Written within ten years of each other on the eve of two different revolutions, the Declaration of Independence and the Declaration of the Rights of Men remain today as influential revolutionary texts. While both documents examine natural rights, they do so in different contexts, for The Declaration of Independence was the assertion of a fledgling democracy’s right to political autonomy, while the Declaration of the Rights of Men enumerates and demands the protection of the individual natural rights of an oppressed class of citizens. Though the focuses of the two documents are different, examining them in tandem shows us the inextricable relationship between government and individual rights.

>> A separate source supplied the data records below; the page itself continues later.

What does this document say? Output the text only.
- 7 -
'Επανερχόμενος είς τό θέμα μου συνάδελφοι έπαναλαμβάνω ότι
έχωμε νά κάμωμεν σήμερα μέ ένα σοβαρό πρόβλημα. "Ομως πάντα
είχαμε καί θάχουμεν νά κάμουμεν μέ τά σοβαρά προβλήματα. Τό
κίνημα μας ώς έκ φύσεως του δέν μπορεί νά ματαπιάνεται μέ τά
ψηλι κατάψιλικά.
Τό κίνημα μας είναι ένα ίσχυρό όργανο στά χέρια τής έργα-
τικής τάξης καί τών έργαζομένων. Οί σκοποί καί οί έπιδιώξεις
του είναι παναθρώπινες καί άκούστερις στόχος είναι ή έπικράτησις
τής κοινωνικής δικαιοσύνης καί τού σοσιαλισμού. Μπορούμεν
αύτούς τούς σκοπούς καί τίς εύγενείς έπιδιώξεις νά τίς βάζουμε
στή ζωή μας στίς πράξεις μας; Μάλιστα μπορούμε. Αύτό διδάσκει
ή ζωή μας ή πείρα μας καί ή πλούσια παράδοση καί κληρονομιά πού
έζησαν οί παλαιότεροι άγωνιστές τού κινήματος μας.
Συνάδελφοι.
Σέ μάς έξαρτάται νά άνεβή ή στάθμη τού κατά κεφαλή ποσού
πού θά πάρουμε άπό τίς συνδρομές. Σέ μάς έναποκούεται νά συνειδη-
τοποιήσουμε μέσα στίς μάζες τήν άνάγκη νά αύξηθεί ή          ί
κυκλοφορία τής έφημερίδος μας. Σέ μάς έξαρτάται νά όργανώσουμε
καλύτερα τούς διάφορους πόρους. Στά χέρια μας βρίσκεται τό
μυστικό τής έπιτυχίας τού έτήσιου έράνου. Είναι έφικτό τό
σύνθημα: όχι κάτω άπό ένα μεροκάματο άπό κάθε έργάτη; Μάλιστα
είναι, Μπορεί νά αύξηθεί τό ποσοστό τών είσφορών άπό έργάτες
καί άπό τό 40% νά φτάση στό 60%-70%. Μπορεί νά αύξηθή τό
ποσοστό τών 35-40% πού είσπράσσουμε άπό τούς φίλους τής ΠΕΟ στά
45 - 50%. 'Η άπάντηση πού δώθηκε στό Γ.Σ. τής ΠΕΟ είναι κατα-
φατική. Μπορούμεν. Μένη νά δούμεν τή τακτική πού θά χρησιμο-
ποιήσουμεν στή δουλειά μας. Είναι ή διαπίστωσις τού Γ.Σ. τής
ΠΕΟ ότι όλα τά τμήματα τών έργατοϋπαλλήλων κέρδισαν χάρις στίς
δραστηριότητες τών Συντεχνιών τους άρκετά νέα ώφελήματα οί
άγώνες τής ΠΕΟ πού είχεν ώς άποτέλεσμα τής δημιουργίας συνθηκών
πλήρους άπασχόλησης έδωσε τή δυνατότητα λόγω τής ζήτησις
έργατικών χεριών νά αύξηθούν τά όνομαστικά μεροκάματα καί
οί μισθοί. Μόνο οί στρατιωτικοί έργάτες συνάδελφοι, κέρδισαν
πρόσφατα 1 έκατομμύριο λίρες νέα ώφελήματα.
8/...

The Declaration of Independence lists the colonists’ grievances against the King of England and does not identify individual human rights, believing that these truths were “self-evident” (Blaisdell 63). The extensive list of complaints against King George are concerned with his interference in different institutions within the colonial government – cutting off trade, dissolving representative houses, and “refusing to assent to laws for establishing judiciary powers” (Blaisdell 65). While this declaration is a response to the oppression of the natural rights of a sovereign nation, the Declaration of the Rights of Men was written in response to the oppression of individual rights – namely, those of the Third Estate, the class of all french citizens who were not part of the gentry or nobility. The Third Estate was burdened with “all the really arduous work, all the tasks which the privileged refuses to perform” (Blaisdell 72). The French National Assembly listed fewer grievances in their declaration than the American Continental Congress and instead offered a comprehensive outline of the natural rights of individual citizens, ranging from freedom of speech to the right to property.
Different though their content may be, each declaration examines half of the relationship between citizens and their government. Both the french and americans agreed that a government is instituted to protect its citizens’ rights, and in return for this protection citizens will sacrifice certain rights of their own. The Continental Congress shows us government protection of rights in action – an elected group of officials protesting the abuse of another power against their own citizens. The French national Assembly outlines the second half of this political equation, showing how citizens sacrifice for their government through acts such as paying taxes and limiting their natural right to those which will not infringe upon someone else’s. Together, these documents show us how individuals allow for the creation of government, and how a government allows for the protection of natural rights.